In order to evaluate the role of B2 receptor in the cerebral microvasculature we used wild-type (WT) and kinin B2 receptor knockout (B₂^-/-) mice subjected to MOG_35–55-induced EAE. Intravital microscopy was used to investigate leukocyte recruitment on pial matter vessels in B₂^-/-and WT EAE mice. Histological documentation of inflammatory infiltrates in brain and spinal cords was correlated with intravital findings. The expression of CCL5 and CCL2 in cerebral tissue was assessed by ELISA.

Results

Clinical parameters of disease were reduced in B₂^-/-mice in comparison to wild type EAE mice.
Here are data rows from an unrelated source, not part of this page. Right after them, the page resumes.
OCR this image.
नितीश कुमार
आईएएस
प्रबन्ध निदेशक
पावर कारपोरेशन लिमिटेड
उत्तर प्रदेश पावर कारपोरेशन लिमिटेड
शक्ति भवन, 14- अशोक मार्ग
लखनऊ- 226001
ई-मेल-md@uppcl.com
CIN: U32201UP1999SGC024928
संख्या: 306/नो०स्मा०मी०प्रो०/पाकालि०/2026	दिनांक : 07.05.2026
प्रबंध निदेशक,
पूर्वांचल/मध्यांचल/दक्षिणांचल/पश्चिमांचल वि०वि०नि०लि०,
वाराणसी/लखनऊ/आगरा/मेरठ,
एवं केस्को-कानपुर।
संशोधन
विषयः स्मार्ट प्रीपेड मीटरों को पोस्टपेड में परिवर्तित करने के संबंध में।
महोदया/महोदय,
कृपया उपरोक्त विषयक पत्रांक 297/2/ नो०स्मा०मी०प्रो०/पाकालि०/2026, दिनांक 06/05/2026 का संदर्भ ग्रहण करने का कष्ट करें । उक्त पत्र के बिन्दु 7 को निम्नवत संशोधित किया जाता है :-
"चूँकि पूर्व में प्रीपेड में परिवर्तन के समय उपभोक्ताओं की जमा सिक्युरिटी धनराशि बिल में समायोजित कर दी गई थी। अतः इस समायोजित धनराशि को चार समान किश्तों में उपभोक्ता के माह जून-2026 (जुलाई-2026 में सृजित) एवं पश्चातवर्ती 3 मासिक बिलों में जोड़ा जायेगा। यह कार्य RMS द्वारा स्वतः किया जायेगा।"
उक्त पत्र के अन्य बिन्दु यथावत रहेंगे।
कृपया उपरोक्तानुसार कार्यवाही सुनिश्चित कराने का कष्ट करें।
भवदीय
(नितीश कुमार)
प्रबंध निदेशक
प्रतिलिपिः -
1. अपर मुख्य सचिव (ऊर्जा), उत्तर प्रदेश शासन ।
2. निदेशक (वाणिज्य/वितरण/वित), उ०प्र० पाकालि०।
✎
At day 14 after EAE induction, there was a significant decrease in the number of adherent leukocytes, a reduction of cerebral CCL5 and CCL2 expressions, and smaller inflammatory and degenerative changes in B₂^-/-mice when compared to WT.

Conclusion

Our results suggest that B₂receptors have two major effects in the control of EAE severity: (i) B₂regulates the expression of chemokines, including CCL2 and CCL5, and (ii) B₂modulates leukocyte recruitment and inflammatory lesions in the CNS.